More than 15 cities in the United States, Canada, Europe and Latin America are now part of what Lazo calls “love’s network.” The list includes Tampa, Washington, D.C., and Las Vegas.

“I think the important thing about this movement is that we are working and asking for policies to be established for the good of families, education and development,” he said. “We want to send money to our friends and families in Cuba, too. They need it”.

Lazo, who will attend the Ybor City rally, pointed to the Tampa area’s deep historical and cultural ties with Cuba.

“Tampa set an example during the 19th Century to liberate Cuba,” he said, referring to the money raised here among Cuban cigar factory workers to fund the civil war against Spain. “Now, with Biden, the changes have not yet been made, but I will give the benefit of the doubt.”

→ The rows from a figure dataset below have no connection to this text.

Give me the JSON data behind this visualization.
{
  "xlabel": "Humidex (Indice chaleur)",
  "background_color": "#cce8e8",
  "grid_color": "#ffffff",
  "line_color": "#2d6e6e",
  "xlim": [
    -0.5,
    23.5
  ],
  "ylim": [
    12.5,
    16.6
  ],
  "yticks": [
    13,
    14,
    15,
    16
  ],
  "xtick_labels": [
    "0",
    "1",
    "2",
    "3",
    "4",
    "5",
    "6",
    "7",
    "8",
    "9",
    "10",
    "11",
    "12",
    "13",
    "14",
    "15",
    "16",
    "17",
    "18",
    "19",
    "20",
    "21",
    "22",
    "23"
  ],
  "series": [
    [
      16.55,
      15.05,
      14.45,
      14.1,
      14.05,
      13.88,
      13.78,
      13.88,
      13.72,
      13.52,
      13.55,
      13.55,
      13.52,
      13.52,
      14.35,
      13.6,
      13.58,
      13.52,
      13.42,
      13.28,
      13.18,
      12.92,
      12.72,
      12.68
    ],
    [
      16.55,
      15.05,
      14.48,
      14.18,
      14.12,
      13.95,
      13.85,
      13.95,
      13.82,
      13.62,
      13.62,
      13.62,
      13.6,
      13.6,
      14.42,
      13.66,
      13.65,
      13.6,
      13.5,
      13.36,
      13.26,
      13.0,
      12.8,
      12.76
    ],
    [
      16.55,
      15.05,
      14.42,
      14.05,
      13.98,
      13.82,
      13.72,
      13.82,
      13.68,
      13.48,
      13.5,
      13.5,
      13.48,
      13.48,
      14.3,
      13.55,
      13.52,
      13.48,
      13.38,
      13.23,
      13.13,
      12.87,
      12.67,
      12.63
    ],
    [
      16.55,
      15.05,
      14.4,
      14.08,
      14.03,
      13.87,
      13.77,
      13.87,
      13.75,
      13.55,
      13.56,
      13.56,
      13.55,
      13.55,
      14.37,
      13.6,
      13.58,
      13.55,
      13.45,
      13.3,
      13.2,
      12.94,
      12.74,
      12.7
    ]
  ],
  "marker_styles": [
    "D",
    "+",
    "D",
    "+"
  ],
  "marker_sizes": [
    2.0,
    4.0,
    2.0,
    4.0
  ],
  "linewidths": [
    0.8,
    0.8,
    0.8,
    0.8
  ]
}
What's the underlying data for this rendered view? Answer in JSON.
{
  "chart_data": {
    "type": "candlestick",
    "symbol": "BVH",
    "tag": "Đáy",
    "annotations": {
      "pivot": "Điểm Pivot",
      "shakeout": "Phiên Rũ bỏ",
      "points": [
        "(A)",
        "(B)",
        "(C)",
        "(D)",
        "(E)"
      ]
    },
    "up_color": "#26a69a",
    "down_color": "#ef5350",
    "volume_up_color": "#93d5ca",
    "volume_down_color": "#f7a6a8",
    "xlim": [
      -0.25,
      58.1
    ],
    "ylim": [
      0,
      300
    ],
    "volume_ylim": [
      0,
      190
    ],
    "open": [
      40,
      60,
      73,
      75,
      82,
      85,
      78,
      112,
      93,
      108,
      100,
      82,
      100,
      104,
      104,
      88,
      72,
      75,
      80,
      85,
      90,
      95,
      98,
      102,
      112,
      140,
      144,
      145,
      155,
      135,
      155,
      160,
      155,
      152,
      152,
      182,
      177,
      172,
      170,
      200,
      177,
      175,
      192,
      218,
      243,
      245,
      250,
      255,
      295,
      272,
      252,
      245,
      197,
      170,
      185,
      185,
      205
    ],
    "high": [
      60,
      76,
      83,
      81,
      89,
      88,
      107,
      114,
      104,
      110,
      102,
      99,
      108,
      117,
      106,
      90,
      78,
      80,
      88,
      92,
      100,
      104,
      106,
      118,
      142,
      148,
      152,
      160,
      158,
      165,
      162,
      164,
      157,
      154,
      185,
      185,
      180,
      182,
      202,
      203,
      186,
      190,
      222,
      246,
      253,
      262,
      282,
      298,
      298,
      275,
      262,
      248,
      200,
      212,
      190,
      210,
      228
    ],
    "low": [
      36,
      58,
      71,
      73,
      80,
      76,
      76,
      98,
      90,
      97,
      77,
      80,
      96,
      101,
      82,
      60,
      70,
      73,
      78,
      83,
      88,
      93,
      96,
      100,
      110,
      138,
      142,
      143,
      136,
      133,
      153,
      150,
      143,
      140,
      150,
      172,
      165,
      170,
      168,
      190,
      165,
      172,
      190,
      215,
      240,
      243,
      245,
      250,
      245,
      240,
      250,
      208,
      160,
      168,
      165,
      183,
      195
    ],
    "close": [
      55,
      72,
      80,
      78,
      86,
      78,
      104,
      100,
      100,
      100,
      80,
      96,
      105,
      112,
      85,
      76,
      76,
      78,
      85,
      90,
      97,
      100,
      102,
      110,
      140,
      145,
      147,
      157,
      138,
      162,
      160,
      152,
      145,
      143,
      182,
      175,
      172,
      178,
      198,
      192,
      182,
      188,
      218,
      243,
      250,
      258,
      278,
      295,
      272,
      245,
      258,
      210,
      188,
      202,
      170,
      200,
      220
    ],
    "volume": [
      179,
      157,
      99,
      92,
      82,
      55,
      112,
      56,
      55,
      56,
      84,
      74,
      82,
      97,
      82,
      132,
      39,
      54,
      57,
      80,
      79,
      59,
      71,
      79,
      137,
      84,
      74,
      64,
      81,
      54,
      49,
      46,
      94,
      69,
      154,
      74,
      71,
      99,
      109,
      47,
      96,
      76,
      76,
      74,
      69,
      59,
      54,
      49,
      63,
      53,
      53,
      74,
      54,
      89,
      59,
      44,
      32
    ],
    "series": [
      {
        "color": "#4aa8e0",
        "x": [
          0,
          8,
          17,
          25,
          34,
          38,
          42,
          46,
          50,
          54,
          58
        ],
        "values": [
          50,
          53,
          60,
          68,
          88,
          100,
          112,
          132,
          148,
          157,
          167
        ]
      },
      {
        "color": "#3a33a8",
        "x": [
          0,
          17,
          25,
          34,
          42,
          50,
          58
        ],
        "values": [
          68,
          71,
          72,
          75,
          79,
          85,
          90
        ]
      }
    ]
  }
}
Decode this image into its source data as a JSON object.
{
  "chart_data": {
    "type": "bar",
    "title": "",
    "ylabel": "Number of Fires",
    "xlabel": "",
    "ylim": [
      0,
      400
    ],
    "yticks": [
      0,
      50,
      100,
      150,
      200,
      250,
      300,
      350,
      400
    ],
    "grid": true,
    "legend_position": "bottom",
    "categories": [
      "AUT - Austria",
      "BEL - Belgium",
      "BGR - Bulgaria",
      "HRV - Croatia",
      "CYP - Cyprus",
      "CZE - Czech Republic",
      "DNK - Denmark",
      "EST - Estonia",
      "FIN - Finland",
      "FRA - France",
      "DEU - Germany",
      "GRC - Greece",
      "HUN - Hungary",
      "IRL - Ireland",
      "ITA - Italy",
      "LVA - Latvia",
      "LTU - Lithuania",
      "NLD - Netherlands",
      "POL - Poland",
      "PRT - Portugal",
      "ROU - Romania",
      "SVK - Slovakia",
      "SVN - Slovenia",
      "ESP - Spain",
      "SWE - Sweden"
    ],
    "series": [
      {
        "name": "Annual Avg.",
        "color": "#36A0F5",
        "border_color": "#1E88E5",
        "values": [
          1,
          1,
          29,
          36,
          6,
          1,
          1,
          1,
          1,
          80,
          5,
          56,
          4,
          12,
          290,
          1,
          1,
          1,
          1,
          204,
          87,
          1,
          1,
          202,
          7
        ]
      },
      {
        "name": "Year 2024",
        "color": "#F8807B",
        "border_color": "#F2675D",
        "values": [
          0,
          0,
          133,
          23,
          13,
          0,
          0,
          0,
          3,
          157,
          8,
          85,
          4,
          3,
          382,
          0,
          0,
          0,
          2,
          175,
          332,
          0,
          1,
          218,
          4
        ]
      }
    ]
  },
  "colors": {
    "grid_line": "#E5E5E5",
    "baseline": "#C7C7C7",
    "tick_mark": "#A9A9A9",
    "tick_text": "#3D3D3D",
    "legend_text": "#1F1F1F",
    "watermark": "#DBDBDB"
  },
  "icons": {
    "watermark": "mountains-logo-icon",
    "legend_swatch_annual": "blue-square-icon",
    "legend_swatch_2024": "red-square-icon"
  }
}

Among the restrictions Trump reimposed was a cap of $1,000 per quarter on remittances to Cuba. Financial transfer giant Western Union closed hundreds of locations across Cuba and ended its partnership with Fincimex of Cuba.

Nine days before Trump left the White House, his administration announced that the United States was declaring Cuba a “state sponsor of terrorism” again — a designation dating to 1982 that Obama had rescinded.

Trump won Florida in the November election with help from Cuban-Americans in Dade County whose families fled the island nation after Fidel Castro assumed power there and adopted communism in the early 1960s. Ever since, these Cuban-Americans have favored a hard isolationist line against travel and trade in the belief it will topple the communist government and restore freedoms.

Rafael Pizano of Tampa shares this view and sees Puentes de Amor as the latest in a series of misguided slogans.

Pizano, 39, a Tampa firefighter and paramedic, works with international movements seeking democracy for Cuba and the release of political prisoners there.

“They have to legalize labor unions and allow other political parties,” he said. “Otherwise, it would reward bad behavior.”

Biden served as Obama’s vice president, but White House spokeswoman Jen Psaki said earlier this month that the new president is no rush to make any major gestures toward Cuba.

“A Cuba policy shift is not currently among President Biden’s top priorities,” Psaki told reporters. “But we are committed to making human rights a core pillar of our U.S. policy and we are committed to carefully reviewing policy decisions made in the prior administration, including the decision to designate Cuba as a state sponsor of terrorism.”

Albert Fox, who has worked for years from Tampa to normalize relations with Cuba, said he hopes Lazo’s movement gets through to the new president.

“History has taught us that the policies and directives of the U.S. government not only have affected families but have gone against the interests of Cuba,” Fox said. “And for no reason.”